Flooring. One way to go green is to reuse flooring from another building, known as reclaimed wood, or use flooring made from logs recovered from the bottom of waterways, called “sinker wood.” Pluses include the fact that you can often get “old growth” wood with striking patterns and even distress marks for a vintage feel. But neither of the reclaimed products we tested fared well. You can also use new flooring that’s been harvested sustainably. Cork and bamboo are renewable resources, and while they’re are harvested overseas, they are relatively lightweight to ship. The best bamboo also beat oak and other hardwoods in our tests. Also consider tiles made from recycled glass. And as an alternative to vinyl flooring, consider linoleum, which is made entirely from natural materials (cork, jute, and linseed oil), though it must be shipped from England, where it’s manufactured. Look for products certified for low VOCs and no added urea formaldehyde.
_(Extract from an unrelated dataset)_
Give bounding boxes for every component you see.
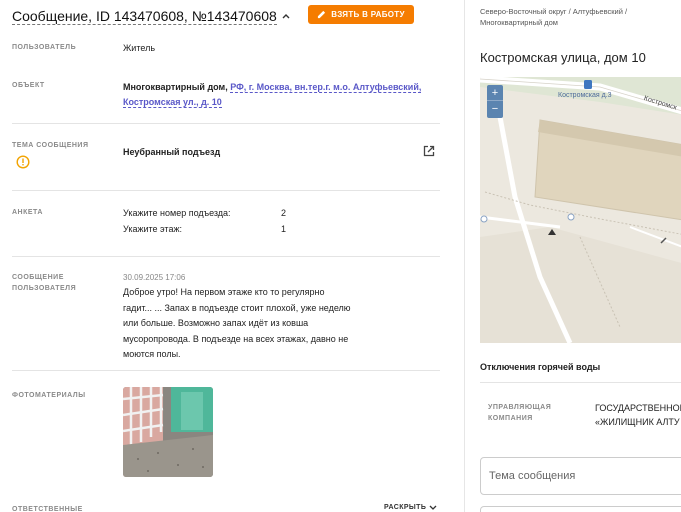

Backsplash. Use tiles made from recycled porcelain or glass, suggests Jennifer Senick. But keep in mind that some recycled products—like terrazzo tiles—can contain binders, such as epoxy, that can emit harmful chemicals. So, again, choose products certified for low VOCs and other emissions. Windows. If you’re installing new windows, look for Energy Star products, which means they’re more efficient than at least 80 percent of the windows sold today.
Vent hood. A vent hood that exhausts outside can reduce indoor air pollution by clearing your kitchen of fumes, moisture, and grease. But pass on that showpiece hood if its fan is rated for a larger space than your kitchen; you lose huge amounts of heated and cooled air along with the smoke. And note that exhaust fans built into over-the-range microwaves haven’t performed well in our tests.
Paint. Look for paints certified as low VOC, but don’t stop there. Also consider paints tinted with low- or no-VOC pigments. The best of today’s low-VOC interior paints also topped the charts in our performance tests. The Benjamin Moore Natura brand performed well in our tests, it’s low VOCs and is tinted with no-VOC pigments.